Say we have open sets from two topological spaces. A is an open subset of T1 and B is an open subset of T2. So for these two open sets, A, B. Is A X B open itself? I see this is the case in R x R, where R is the real number line. I am wanting to say that this is just true in general... If so, anyone know a good proof? Or can anyway tell me how to show this?

 

[jostpuur]

The answer depends on what topology you give onto the set $$T_1\times T_2$$.

For example, if you let $$\mathbb{R}$$ have the standard topology, but give $$\mathbb{R}\times\mathbb{R}$$ a trivial topology $$\{\emptyset, \mathbb{R}\times\mathbb{R}\}$$, then $$]0,1[\times ]0,1[$$ is not open.

A standard choice for the topology of $$T_1\times T_2$$ is so called product topology.

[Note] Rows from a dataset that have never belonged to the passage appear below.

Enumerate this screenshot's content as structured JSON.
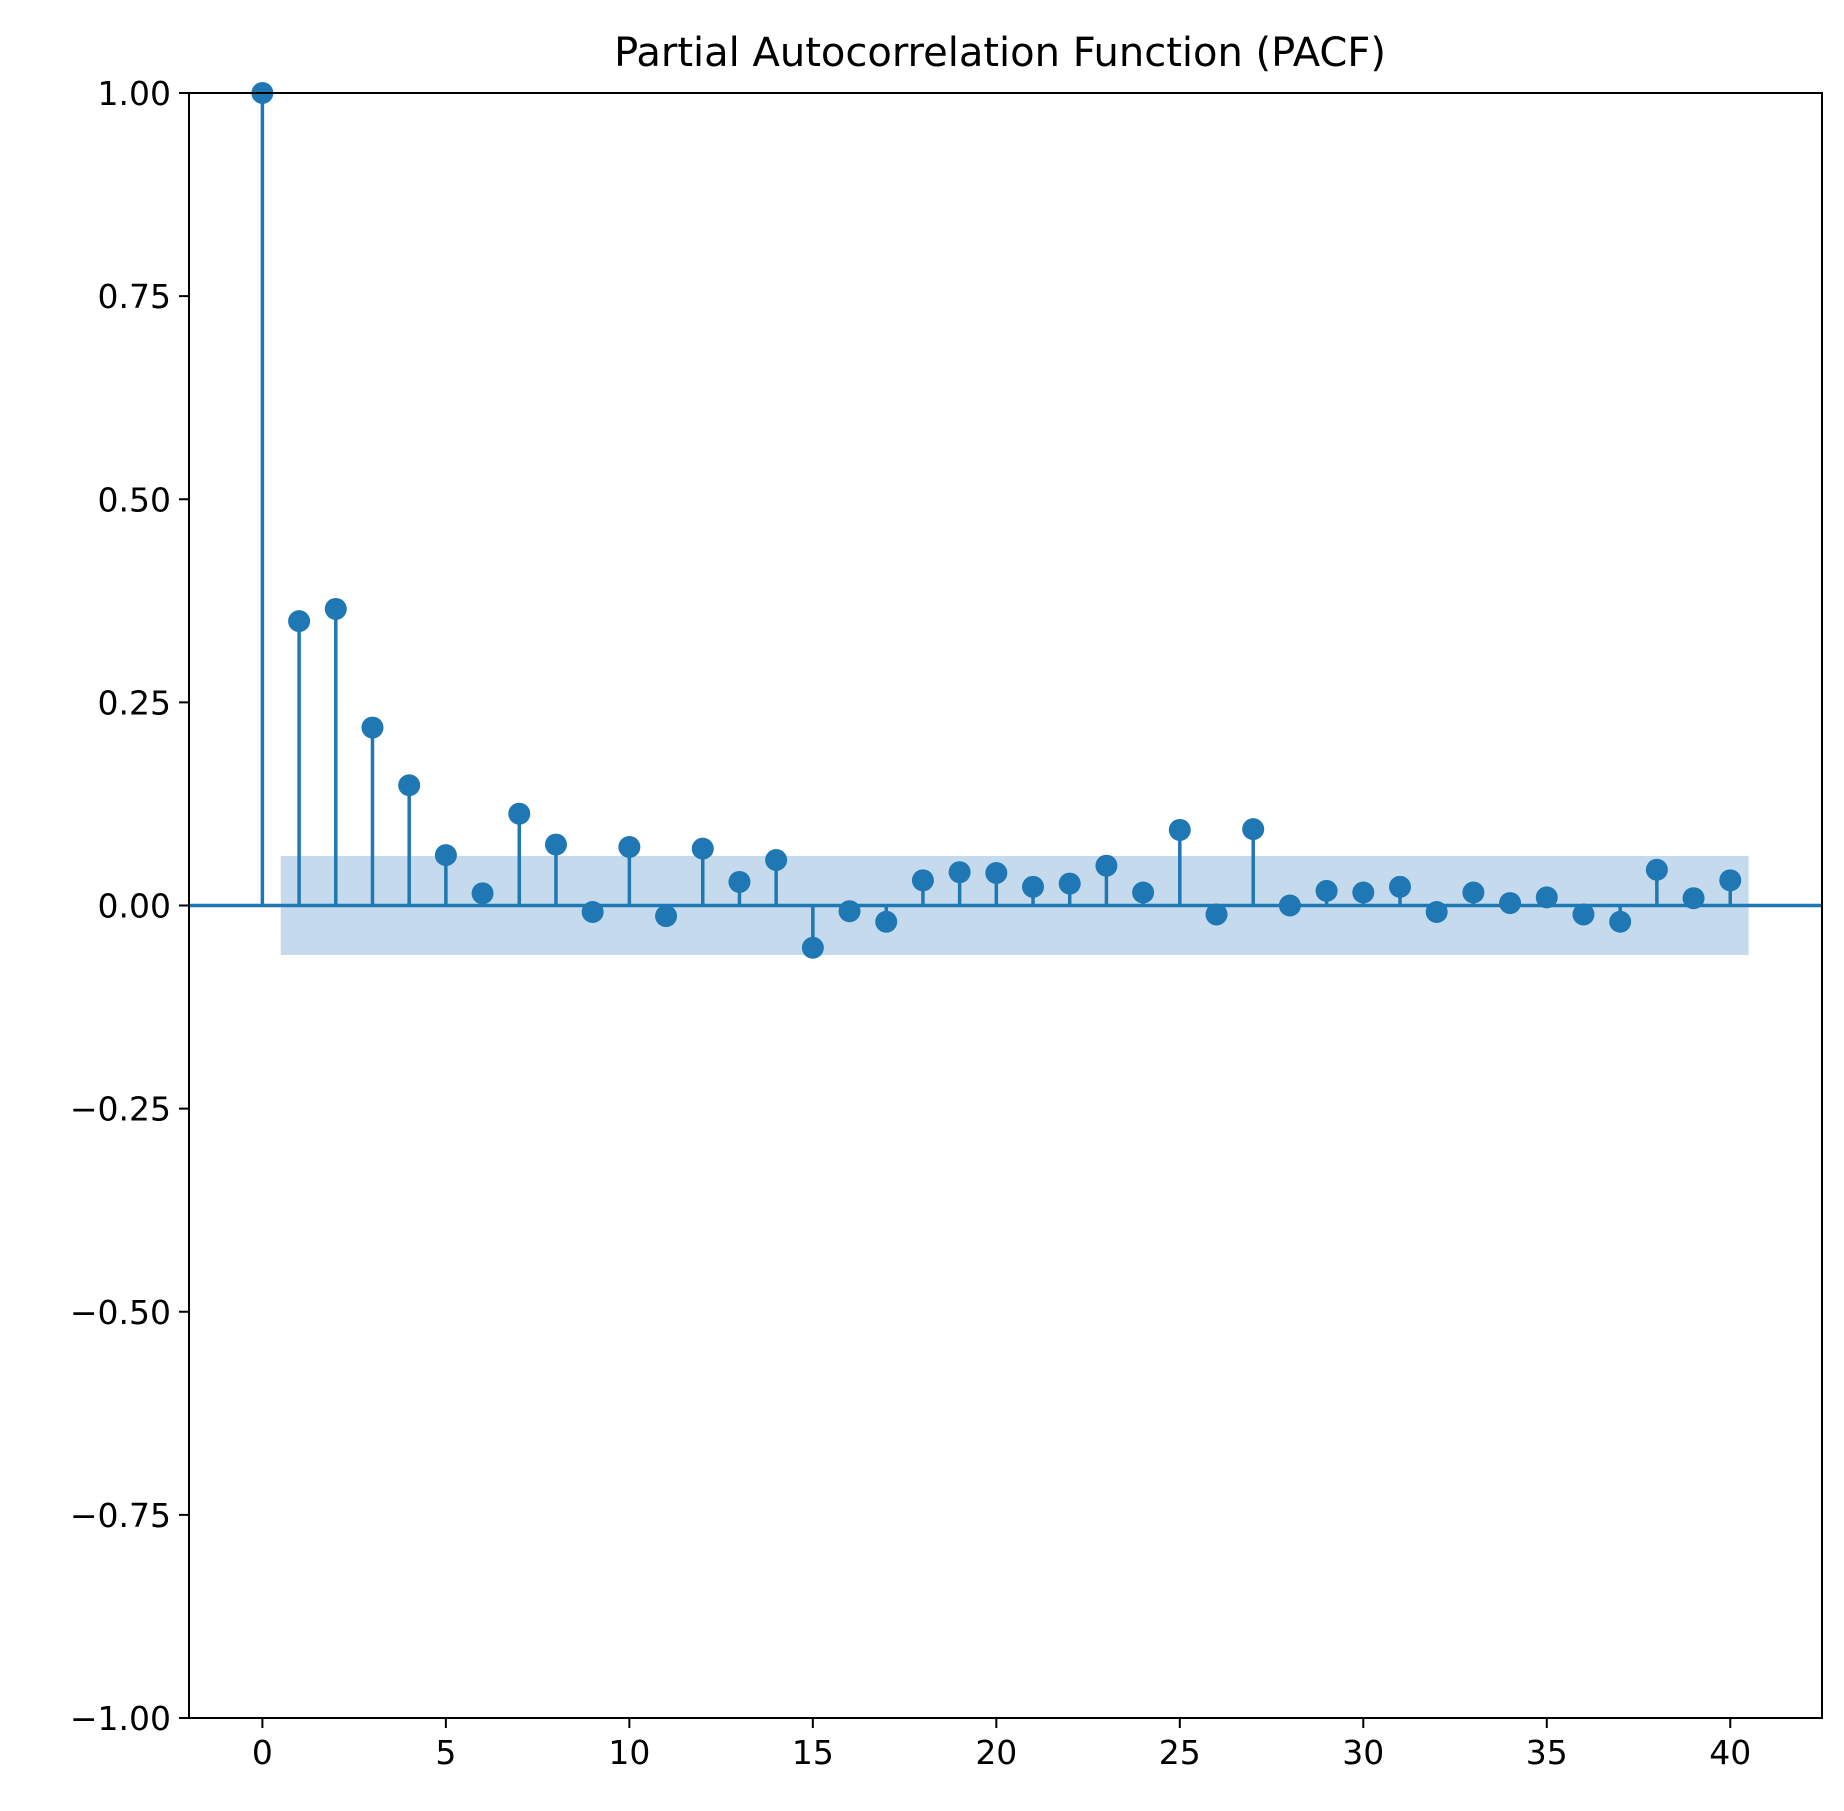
{
  "chart_data": {
    "type": "stem",
    "title": "Partial Autocorrelation Function (PACF)",
    "xlabel": "",
    "ylabel": "",
    "xlim": [
      -2,
      42.5
    ],
    "ylim": [
      -1.0,
      1.0
    ],
    "x_ticks": [
      0,
      5,
      10,
      15,
      20,
      25,
      30,
      35,
      40
    ],
    "y_ticks": [
      -1.0,
      -0.75,
      -0.5,
      -0.25,
      0.0,
      0.25,
      0.5,
      0.75,
      1.0
    ],
    "x_tick_labels": [
      "0",
      "5",
      "10",
      "15",
      "20",
      "25",
      "30",
      "35",
      "40"
    ],
    "y_tick_labels": [
      "−1.00",
      "−0.75",
      "−0.50",
      "−0.25",
      "0.00",
      "0.25",
      "0.50",
      "0.75",
      "1.00"
    ],
    "confidence_band": {
      "x_range": [
        0.5,
        40.5
      ],
      "upper": 0.061,
      "lower": -0.061
    },
    "grid": false,
    "legend": "none",
    "colors": {
      "stem": "#1f77b4",
      "band": "#c5dbed",
      "axes": "#000000"
    },
    "lags": [
      0,
      1,
      2,
      3,
      4,
      5,
      6,
      7,
      8,
      9,
      10,
      11,
      12,
      13,
      14,
      15,
      16,
      17,
      18,
      19,
      20,
      21,
      22,
      23,
      24,
      25,
      26,
      27,
      28,
      29,
      30,
      31,
      32,
      33,
      34,
      35,
      36,
      37,
      38,
      39,
      40
    ],
    "values": [
      1.0,
      0.35,
      0.365,
      0.219,
      0.148,
      0.062,
      0.015,
      0.113,
      0.075,
      -0.008,
      0.072,
      -0.013,
      0.07,
      0.029,
      0.056,
      -0.052,
      -0.007,
      -0.02,
      0.031,
      0.041,
      0.04,
      0.023,
      0.027,
      0.049,
      0.016,
      0.093,
      -0.011,
      0.094,
      0.0,
      0.018,
      0.016,
      0.023,
      -0.008,
      0.016,
      0.003,
      0.01,
      -0.011,
      -0.02,
      0.044,
      0.009,
      0.031
    ]
  }
}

Here's the Wikipedia page of it: http://en.wikipedia.org/wiki/Product_topology
In product topology, $$A\times B$$ is open in $$T_1\times T_2$$ always when $$A$$ is open in $$T_1$$ and $$B$$ is open in $$T_2$$. This is almost by definition of the product topology. However, the precise definition is slightly complicated, so there is something left to be proved.